朱高喣风风火火闯进来,一把攥住朱高燧手腕:“老三,快审这三人!”
朱高燧斜睨一眼,嗓音冷硬:“证据坐实了?”
朱高喣沉重点头,从袖中抽出几封密信,纸页泛黄,字迹却锐利如刀——竟是直通建文旧部,落款赫然出自朱允炆亲笔。
建文本人?
朱高燧霍然起身,眼底燃起火苗。
若真顺藤摸瓜揪出朱允炆藏身之处,那可比十瓶回春丹还金贵!增寿丹?他转头就能朝老四讨要!

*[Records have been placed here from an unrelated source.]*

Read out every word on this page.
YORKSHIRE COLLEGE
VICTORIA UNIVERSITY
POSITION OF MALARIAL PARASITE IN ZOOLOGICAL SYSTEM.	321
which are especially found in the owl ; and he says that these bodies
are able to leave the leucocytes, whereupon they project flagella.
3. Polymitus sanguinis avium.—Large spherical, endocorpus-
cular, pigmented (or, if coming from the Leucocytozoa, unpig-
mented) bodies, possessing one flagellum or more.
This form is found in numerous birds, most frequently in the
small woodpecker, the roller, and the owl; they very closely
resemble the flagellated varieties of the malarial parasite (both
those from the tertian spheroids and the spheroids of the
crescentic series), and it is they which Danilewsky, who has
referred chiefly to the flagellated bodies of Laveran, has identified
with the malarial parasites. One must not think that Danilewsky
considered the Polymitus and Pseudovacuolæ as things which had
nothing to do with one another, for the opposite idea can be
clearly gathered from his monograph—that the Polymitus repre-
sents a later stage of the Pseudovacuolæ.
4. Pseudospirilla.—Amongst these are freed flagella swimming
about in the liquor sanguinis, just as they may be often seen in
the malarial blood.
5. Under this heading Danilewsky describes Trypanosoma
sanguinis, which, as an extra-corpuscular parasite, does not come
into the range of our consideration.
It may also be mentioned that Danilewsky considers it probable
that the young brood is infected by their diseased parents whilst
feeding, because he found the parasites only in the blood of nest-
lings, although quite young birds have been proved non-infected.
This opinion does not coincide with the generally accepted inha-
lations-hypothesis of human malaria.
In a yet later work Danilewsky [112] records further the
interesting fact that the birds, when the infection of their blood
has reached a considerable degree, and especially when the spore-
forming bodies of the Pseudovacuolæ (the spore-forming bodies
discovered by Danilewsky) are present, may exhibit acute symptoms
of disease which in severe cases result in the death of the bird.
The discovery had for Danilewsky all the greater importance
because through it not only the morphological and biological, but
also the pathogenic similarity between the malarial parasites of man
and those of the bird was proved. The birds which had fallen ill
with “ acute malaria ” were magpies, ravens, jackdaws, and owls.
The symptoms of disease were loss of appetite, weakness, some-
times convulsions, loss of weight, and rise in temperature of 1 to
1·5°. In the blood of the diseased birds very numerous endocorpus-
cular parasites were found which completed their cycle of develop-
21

他当即挥手,命人将梅家三兄弟全吊上十字架,就钉在聂兴旁边。
三人盯着那具只剩筋络裹着骨头、却还在抽搐喘气的躯体,腿肚子直转筋。
早听闻昭狱手段狠绝,谁料竟狠到这般地步——活剐成骨架,竟还能睁着眼喘气!
身为北镇抚司掌印,朱高燧审人从不靠吼。
他只把人捆牢,转身又抄起剐肉鞭,在聂兴肩胛骨上慢条斯理地刮磨。
鞭刃擦过枯骨,“咯吱咯吱”声刺得人耳膜生疼。
他一边刮,一边闲话家常似的开口:“早点招,少遭罪。”
“别耍滑头——待会儿分开关,各问各的。”
“但凡有一句对不上,我就在另两人身上,多刮一圈。”
最小的梅景福双腿一软,裤裆瞬间湿透,抖着嗓子朝两位兄长哀求。
可大哥二哥脸色灰败,嘴唇发青,比他还抖得厉害。
朱高燧拎着鞭子踱步而来,浓烈的铁锈味直冲鼻腔,三人胃里翻江倒海,差点呕出胆汁。
“怕是还不晓得这宝贝的滋味?”他咧嘴一笑,阴森森朝梅景福逼近,鞭梢一寸寸蹭上他脸颊。
梅景福拼命往后仰,脖颈绷出青筋:“我说!全说!”
朱高燧唇角一扬,抬手拍了拍他肩膀:“这就对了嘛——痛快点,彼此省事。说到底,咱们也算沾亲带故,刀子落在你身上,我这心里头,也不好受啊。”
见鞭子收回,梅景福浑身一松,脑袋垂得更低,连兄长的眼神都不敢接。
朱高燧旋即命人将三人隔开,分头用刑。
朱高喣朝他翘起拇指:“老三,真有你的!”
半炷香后,兄弟俩并肩立在案前,扫视三份供词。
内容大体吻合,干货不多,却有一处关键线索撞进眼里:
三年前,他们赴大宁公干,在城外古庙偶遇一名建文旧臣。